Her sixth and most recent Tony win was for Best Actress in a Play for “Lady Day at Emerson’s Bar & Grill” in 2014.
“I had always been a fan of Billie Holiday, but I was a bit of an uneducated fan,” McDonald said. “I adored her for her artistry, but I think what little I knew about her life, I was a bit judgmental because I knew she had this horrible drug addiction. Once I got a chance to play her and really excavate, understand, explore and study her life, speak to people who knew her, read every book I could, listen to every interview … I ended up falling in love with her.”
Most recently, she’s up for a SAG Award for Best Ensemble for HBO’s “The Gilded Age,” in which she plays the mother of Denée Benton, who is also coming to the Kennedy Center this week in Jonathan Larson’s “Tick … Tick … Boom!”

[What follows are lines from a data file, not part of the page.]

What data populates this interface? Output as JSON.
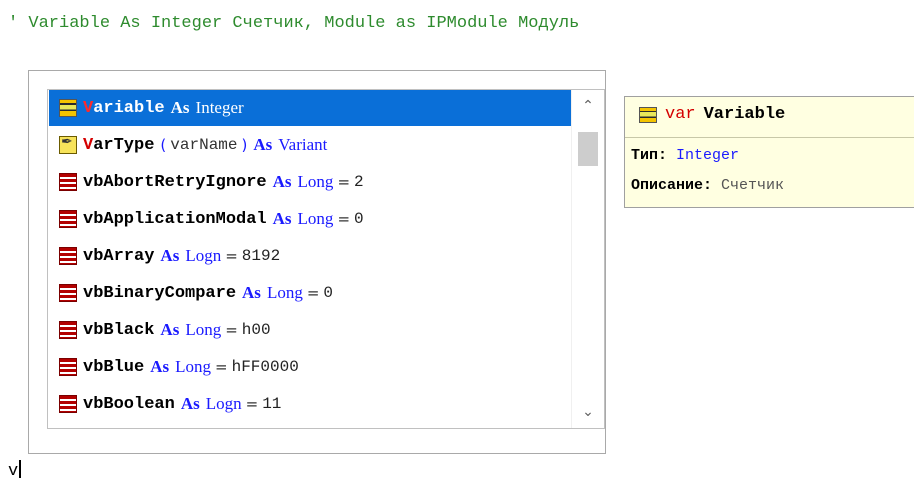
{
  "editor": {
    "comment_line": "' Variable As Integer Счетчик, Module as IPModule Модуль",
    "current_line": "v"
  },
  "completion": {
    "items": [
      {
        "icon": "variable-icon",
        "first": "V",
        "rest": "ariable",
        "kw": "As",
        "type": "Integer",
        "selected": true
      },
      {
        "icon": "function-icon",
        "first": "V",
        "rest": "arType",
        "arg": "varName",
        "kw": "As",
        "type": "Variant"
      },
      {
        "icon": "constant-icon",
        "name": "vbAbortRetryIgnore",
        "kw": "As",
        "type": "Long",
        "value": "2"
      },
      {
        "icon": "constant-icon",
        "name": "vbApplicationModal",
        "kw": "As",
        "type": "Long",
        "value": "0"
      },
      {
        "icon": "constant-icon",
        "name": "vbArray",
        "kw": "As",
        "type": "Logn",
        "value": "8192"
      },
      {
        "icon": "constant-icon",
        "name": "vbBinaryCompare",
        "kw": "As",
        "type": "Long",
        "value": "0"
      },
      {
        "icon": "constant-icon",
        "name": "vbBlack",
        "kw": "As",
        "type": "Long",
        "value": "h00"
      },
      {
        "icon": "constant-icon",
        "name": "vbBlue",
        "kw": "As",
        "type": "Long",
        "value": "hFF0000"
      },
      {
        "icon": "constant-icon",
        "name": "vbBoolean",
        "kw": "As",
        "type": "Logn",
        "value": "11"
      }
    ],
    "scroll_up": "⌃",
    "scroll_down": "⌄"
  },
  "tooltip": {
    "keyword": "var",
    "name": "Variable",
    "type_label": "Тип:",
    "type_value": "Integer",
    "desc_label": "Описание:",
    "desc_value": "Счетчик"
  }
}
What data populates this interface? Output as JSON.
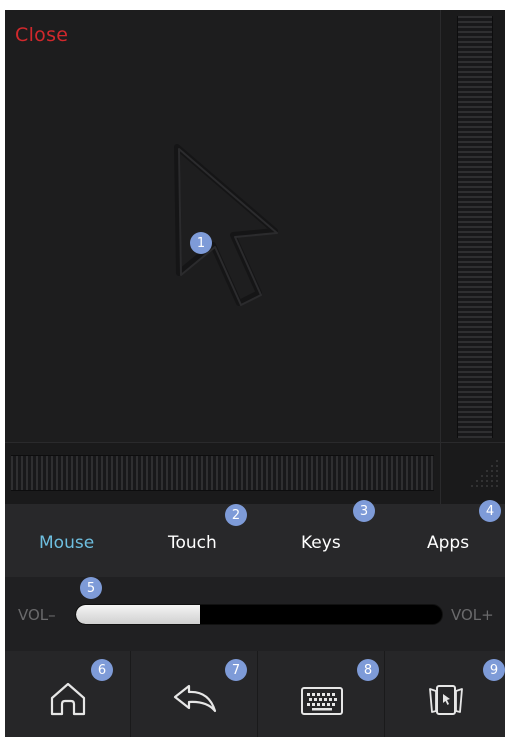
{
  "header": {
    "close_label": "Close"
  },
  "trackpad": {
    "pointer_marker": "1"
  },
  "tabs": [
    {
      "label": "Mouse",
      "marker": ""
    },
    {
      "label": "Touch",
      "marker": "2"
    },
    {
      "label": "Keys",
      "marker": "3"
    },
    {
      "label": "Apps",
      "marker": "4"
    }
  ],
  "volume": {
    "minus_label": "VOL–",
    "plus_label": "VOL+",
    "level": 0.34,
    "marker": "5"
  },
  "buttons": [
    {
      "icon": "home-icon",
      "marker": "6"
    },
    {
      "icon": "back-icon",
      "marker": "7"
    },
    {
      "icon": "keyboard-icon",
      "marker": "8"
    },
    {
      "icon": "app-cards-icon",
      "marker": "9"
    }
  ],
  "colors": {
    "close": "#d1282c",
    "active_tab": "#6ebfe0",
    "badge": "#7e9bd8",
    "background": "#1f1f20"
  }
}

“I’m so proud of that show,” McDonald said. “I was so excited to be asked to be a part of it, so I’m very proud of the nomination for the cast. It is an enormous cast and it is a real theater-based cast. Most of us are really well known in the theatrical world, not necessarily in film and television, some obviously, Cynthia Nixon, Christine Baranski and Carrie Coon … but most people in that cast are theater folks, so I’m very proud to be a part of this project.”
Now, she’s just one “O” away from an “EGOT,” having already won two Grammys for “Rise and Fall of the City of Mahogany” and an Emmy for the TV special “Sweeney Todd (Live from Lincoln Center).” Surely, her future Oscar-winning role is somewhere out there as she continues to work with great film directors, from Ava DuVernay’s “Origin” to George W. Wolfe’s “Rustin,” the latter of which just earned an Oscar nomination for Colman Domingo.
“To be a part of ‘Rustin’ and watch Colman Domingo work, I’ve been a fan of his for years,” McDonald said. “[For ‘Origin’] what Ava DuVernay did with adapting Isabel Wilkerson’s incredible book ‘Caste’ … brilliantly portrayed by Aunjanue Ellis[-Taylor] … I was so excited to be a part of that, to watch these women work. … When I watched the whole film, I’ve never been so emotionally affected by a film in my life. I couldn’t breathe afterward. I was so moved.”